Hornet stories: Hornets stripping bark and also catching fly; Hornet nest in cordwood near Tiddesley wood and in old nest box
In recent years the rapid spread of hornets throughout most for Worcestershire from western strongholds has given rise to a number of stories reported in previous issues of Worcestershire Record. Here are a couple more. The editor is always interested to receive more!
Hornets stripping bark and also catching fly
This picture (Fig. 1) was sent to Caroline Corsie at Worcestershire Wildlife Trust by Douglas Gregor. He wrote: in case it is of interest I attach a photograph of a couple of hornets stripping bark from an ash sapling in Monkwood at the end of October. Flies were beginning to irritate them and in this picture one of the hornets did take its vengeance! The question is, why were they stripping living bark? Perhaps to obtain sap which, once flowing, would probably attract flies. Many insects, including wasps and hornets, are attracted to sap runs on trees, especially as they develop the late-season sweet-tooth.
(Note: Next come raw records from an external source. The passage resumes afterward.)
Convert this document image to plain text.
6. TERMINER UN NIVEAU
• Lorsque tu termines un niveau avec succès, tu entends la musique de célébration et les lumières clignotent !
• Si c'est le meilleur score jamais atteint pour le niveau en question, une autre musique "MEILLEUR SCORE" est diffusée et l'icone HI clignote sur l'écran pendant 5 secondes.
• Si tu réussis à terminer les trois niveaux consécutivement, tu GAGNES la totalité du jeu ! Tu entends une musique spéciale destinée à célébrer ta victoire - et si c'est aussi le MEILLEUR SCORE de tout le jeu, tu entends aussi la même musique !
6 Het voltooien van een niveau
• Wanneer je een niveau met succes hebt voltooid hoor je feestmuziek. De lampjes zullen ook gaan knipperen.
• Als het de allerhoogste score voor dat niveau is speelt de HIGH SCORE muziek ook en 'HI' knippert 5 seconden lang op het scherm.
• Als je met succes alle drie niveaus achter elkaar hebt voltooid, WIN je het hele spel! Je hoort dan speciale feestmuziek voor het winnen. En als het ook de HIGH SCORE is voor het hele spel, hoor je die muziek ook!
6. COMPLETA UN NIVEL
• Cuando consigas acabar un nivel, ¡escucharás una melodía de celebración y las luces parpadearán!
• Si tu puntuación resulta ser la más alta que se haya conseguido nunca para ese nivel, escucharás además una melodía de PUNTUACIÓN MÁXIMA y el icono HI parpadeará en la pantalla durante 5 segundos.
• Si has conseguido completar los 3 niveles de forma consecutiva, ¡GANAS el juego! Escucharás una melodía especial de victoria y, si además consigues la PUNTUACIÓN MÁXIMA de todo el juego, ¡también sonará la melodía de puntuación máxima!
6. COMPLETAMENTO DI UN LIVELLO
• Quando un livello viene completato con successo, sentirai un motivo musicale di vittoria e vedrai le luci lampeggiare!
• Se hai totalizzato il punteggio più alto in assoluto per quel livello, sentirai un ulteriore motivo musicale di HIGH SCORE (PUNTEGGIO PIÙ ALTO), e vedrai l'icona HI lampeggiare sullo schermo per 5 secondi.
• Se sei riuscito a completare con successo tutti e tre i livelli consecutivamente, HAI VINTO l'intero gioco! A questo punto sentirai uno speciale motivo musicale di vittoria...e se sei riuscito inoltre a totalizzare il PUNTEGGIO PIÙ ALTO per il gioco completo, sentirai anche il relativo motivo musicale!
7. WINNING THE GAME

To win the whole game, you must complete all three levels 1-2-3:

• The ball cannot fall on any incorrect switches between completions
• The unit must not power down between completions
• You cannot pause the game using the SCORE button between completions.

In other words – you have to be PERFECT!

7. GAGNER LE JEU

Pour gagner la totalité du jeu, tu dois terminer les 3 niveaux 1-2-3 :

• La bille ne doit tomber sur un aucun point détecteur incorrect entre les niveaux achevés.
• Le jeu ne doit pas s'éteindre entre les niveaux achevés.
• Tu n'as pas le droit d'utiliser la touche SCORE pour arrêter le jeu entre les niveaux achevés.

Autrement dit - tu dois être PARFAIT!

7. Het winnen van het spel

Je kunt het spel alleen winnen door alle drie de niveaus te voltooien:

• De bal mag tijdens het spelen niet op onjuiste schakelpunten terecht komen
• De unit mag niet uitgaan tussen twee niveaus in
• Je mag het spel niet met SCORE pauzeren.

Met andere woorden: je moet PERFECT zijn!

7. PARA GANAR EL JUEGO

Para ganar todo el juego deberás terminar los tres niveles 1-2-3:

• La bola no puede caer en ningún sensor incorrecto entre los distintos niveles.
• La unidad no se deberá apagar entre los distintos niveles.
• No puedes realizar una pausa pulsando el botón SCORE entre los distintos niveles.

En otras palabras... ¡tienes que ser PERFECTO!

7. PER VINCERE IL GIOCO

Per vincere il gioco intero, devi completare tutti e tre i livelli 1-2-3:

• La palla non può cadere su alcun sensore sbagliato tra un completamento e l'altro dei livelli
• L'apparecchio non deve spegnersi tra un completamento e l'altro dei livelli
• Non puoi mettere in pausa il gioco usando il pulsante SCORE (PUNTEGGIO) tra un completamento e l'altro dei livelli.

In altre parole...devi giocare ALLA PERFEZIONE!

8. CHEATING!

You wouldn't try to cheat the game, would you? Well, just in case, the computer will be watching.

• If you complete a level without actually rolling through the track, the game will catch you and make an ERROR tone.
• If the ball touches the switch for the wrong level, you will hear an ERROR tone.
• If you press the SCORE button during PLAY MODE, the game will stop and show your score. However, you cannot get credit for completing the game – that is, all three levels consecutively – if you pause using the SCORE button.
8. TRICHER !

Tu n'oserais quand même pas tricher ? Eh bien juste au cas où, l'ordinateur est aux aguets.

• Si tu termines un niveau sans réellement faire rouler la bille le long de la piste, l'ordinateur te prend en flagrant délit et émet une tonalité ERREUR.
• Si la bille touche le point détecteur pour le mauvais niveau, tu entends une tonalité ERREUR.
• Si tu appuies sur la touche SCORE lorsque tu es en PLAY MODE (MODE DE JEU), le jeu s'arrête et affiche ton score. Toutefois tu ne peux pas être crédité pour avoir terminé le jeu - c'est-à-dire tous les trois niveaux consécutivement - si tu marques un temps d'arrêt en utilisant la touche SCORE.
Hornet nest in cordwood near Tiddesley wood and in old nest box
Volunteers working at the old barns near Tiddesley Wood, Pershore, were fascinated watching many hornets flying in and out of a small hole is a large (about 2 metres long) piece of beech destined for firewood logs. When the time came for logging-up the contactor carefully cut open the log with a chain saw to reveal the carton nest build along a narrow tunnel over one metre long, here illustrated (Fig.2, Fig. 3 & Fig. 4). Irregularly constructed hornet nests are commonplace iin tree cavities while those hanging free in roof-spaces or the like are usually more or less globular in construction.
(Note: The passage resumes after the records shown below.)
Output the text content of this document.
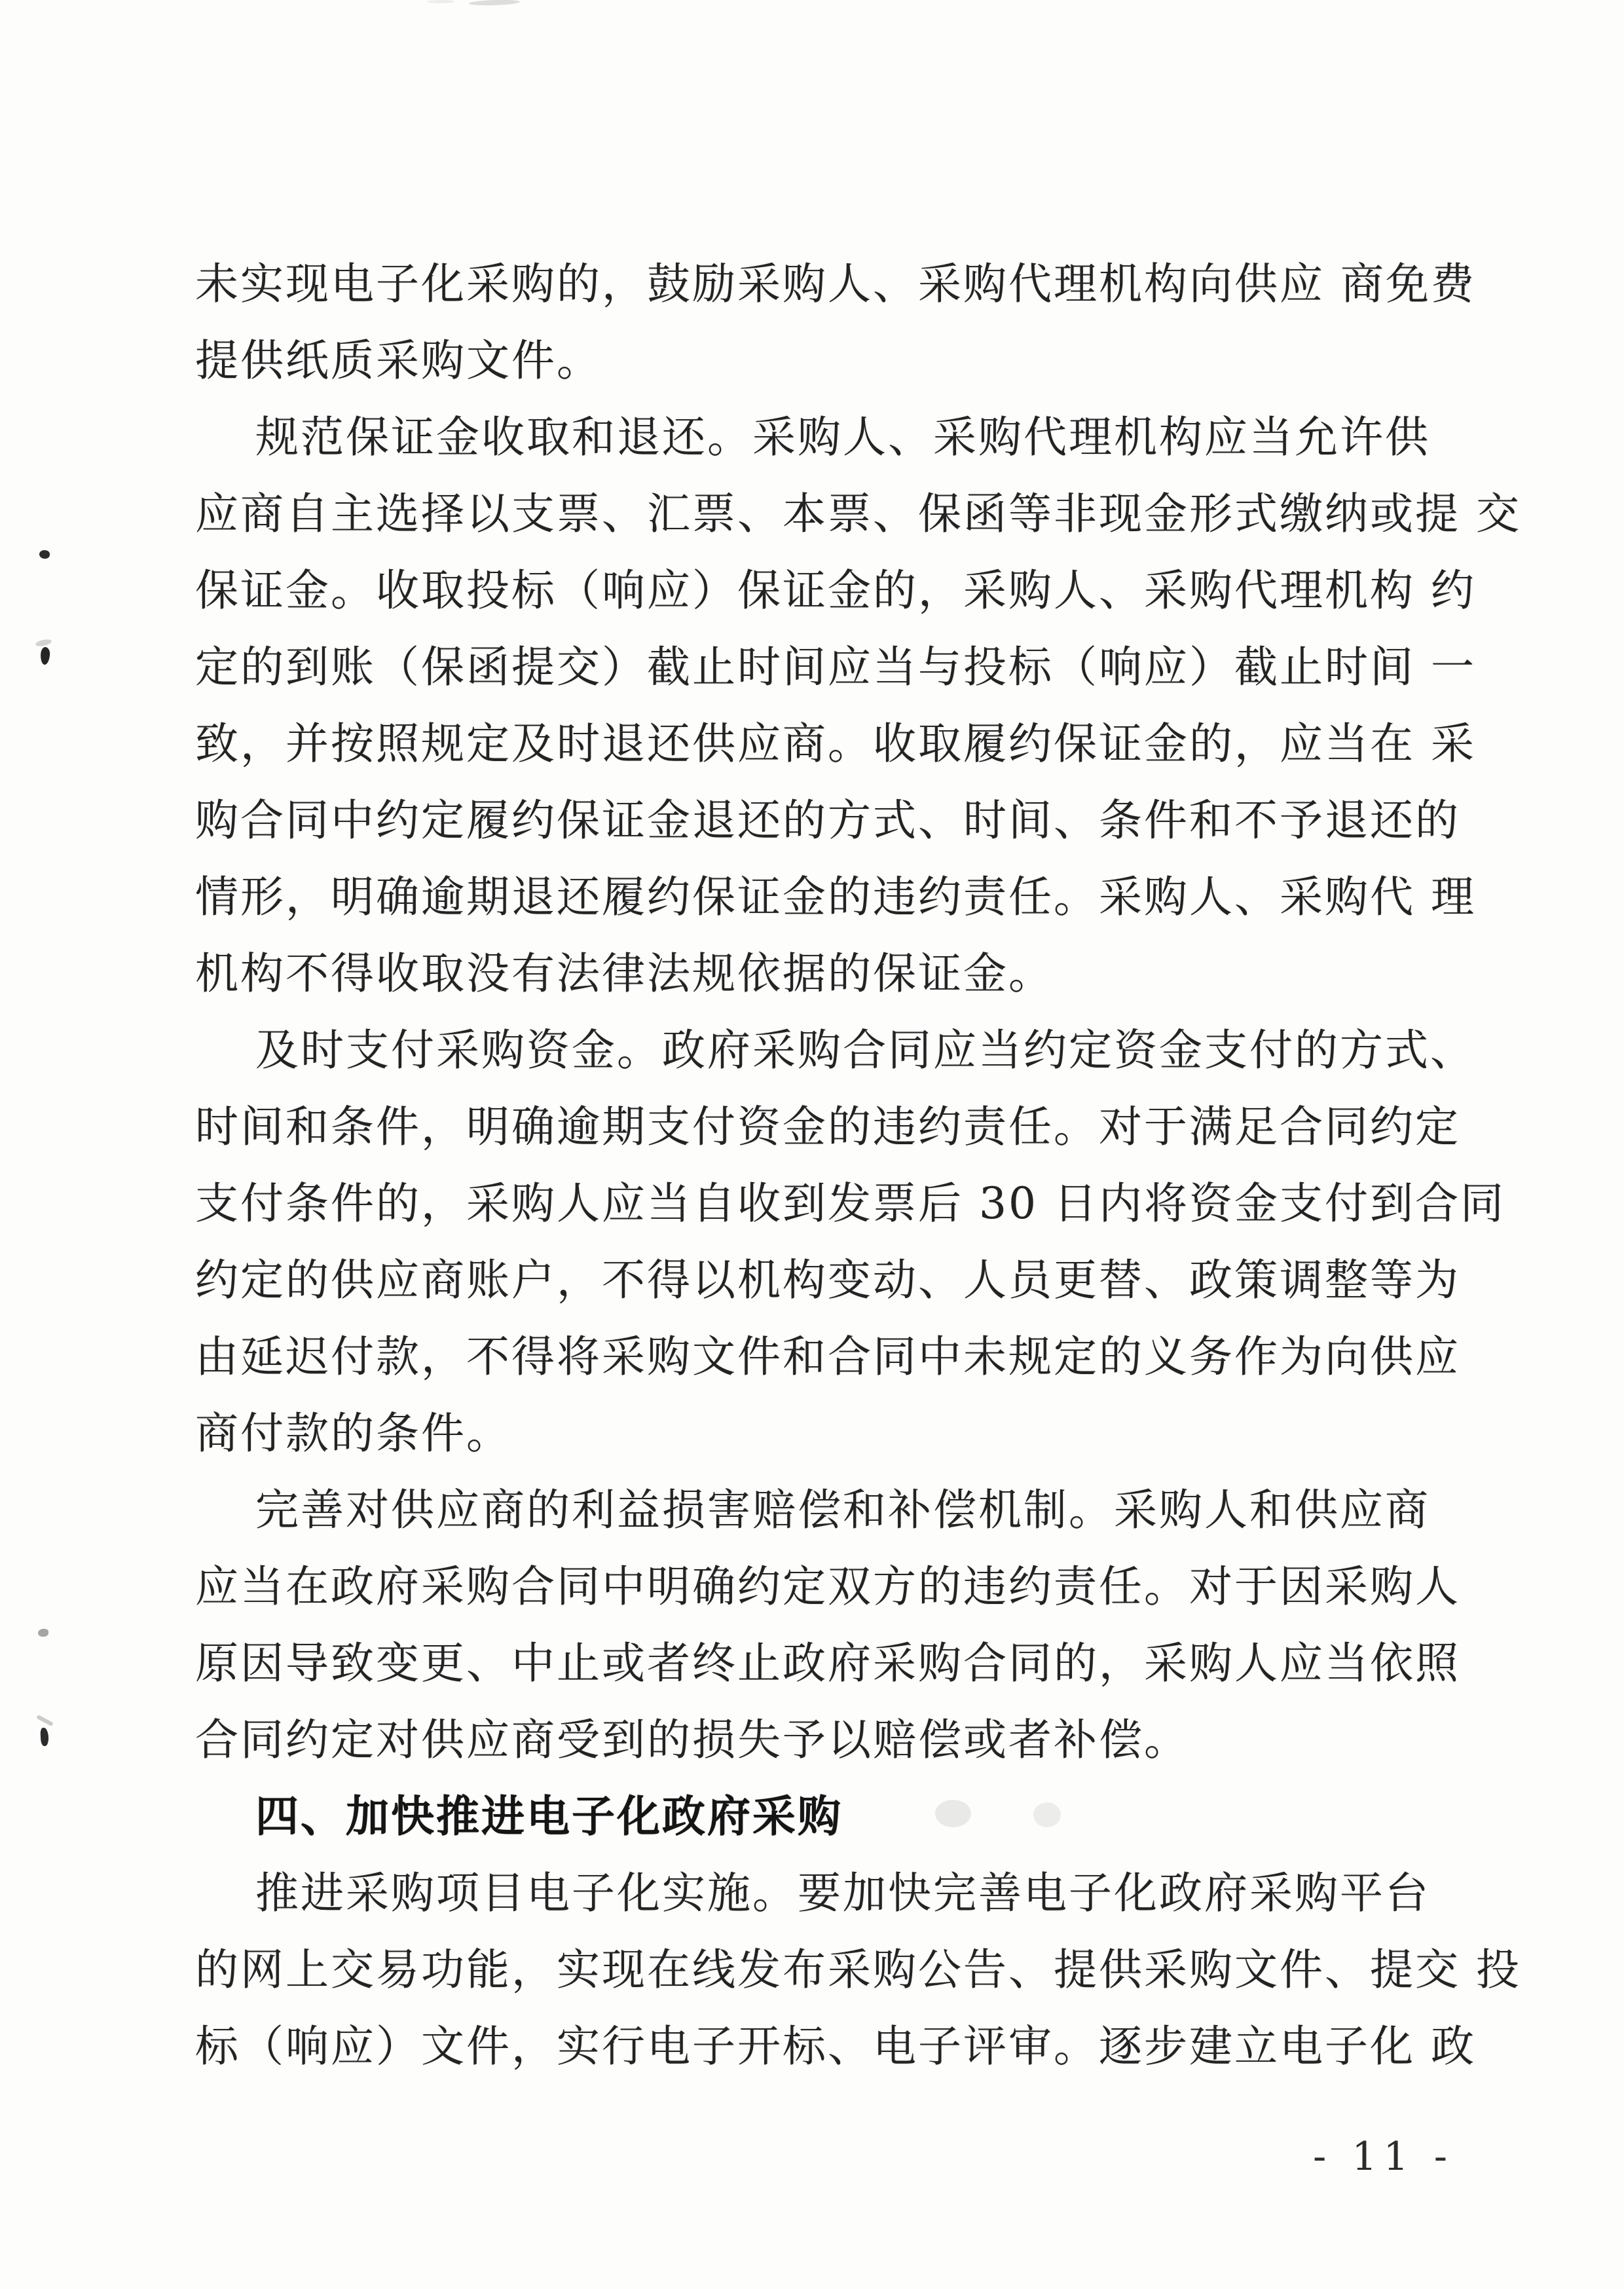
未实现电子化采购的，鼓励采购人、采购代理机构向供应 商免费
提供纸质采购文件。
规范保证金收取和退还。采购人、采购代理机构应当允许供
应商自主选择以支票、汇票、本票、保函等非现金形式缴纳或提 交
保证金。收取投标（响应）保证金的，采购人、采购代理机构 约
定的到账（保函提交）截止时间应当与投标（响应）截止时间 一
致，并按照规定及时退还供应商。收取履约保证金的，应当在 采
购合同中约定履约保证金退还的方式、时间、条件和不予退还的
情形，明确逾期退还履约保证金的违约责任。采购人、采购代 理
机构不得收取没有法律法规依据的保证金。
及时支付采购资金。政府采购合同应当约定资金支付的方式、
时间和条件，明确逾期支付资金的违约责任。对于满足合同约定
支付条件的，采购人应当自收到发票后 30 日内将资金支付到合同
约定的供应商账户，不得以机构变动、人员更替、政策调整等为
由延迟付款，不得将采购文件和合同中未规定的义务作为向供应
商付款的条件。
完善对供应商的利益损害赔偿和补偿机制。采购人和供应商
应当在政府采购合同中明确约定双方的违约责任。对于因采购人
原因导致变更、中止或者终止政府采购合同的，采购人应当依照
合同约定对供应商受到的损失予以赔偿或者补偿。
四、加快推进电子化政府采购
推进采购项目电子化实施。要加快完善电子化政府采购平台
的网上交易功能，实现在线发布采购公告、提供采购文件、提交 投
标（响应）文件，实行电子开标、电子评审。逐步建立电子化 政
- 11 -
Hornets often take over nest boxes put up for birds. These are usually too small for purpose and hornet nest construction flows round the outside of the box. In 2010 hornets occupied an old nest box in Tiddesley Wood. The box is a bit larger than the usual tit box and was becoming rotten as the hornets chewed through the bottom and probably used the paper manufactured from that source to help construct their nest (Fig. 5, Fig. 6 & Fig. 7)
Fig. 1. Hornets stripping bark on ash sapling and catching fly. Picture ©Douglas Gregor.
Fig. 2. Entrance to hornet’s nest in beech cordwood. Picture ©Harry Green.
Fig. 3. Hornet nest about one metre long in rotting beech log cavity. Picture ©Harry Green.
Fig. 4. Hornet nest about one metre long in rotting beech log cavity. Picture ©Harry Green.
Fig. 5. Hornet nest in nest-box. Those parts of the nest exposed to the weather on the outside of the box have disintegrated. Picture ©Harry Green.
Fig. 6. Hornet nest in nest-box. The hornets have chewed through the base of the box. Picture ©Harry Green.
Fig. 7. Hornet nest in nest-box. The hornets have chewed through the base of the box. Picture ©Harry Green.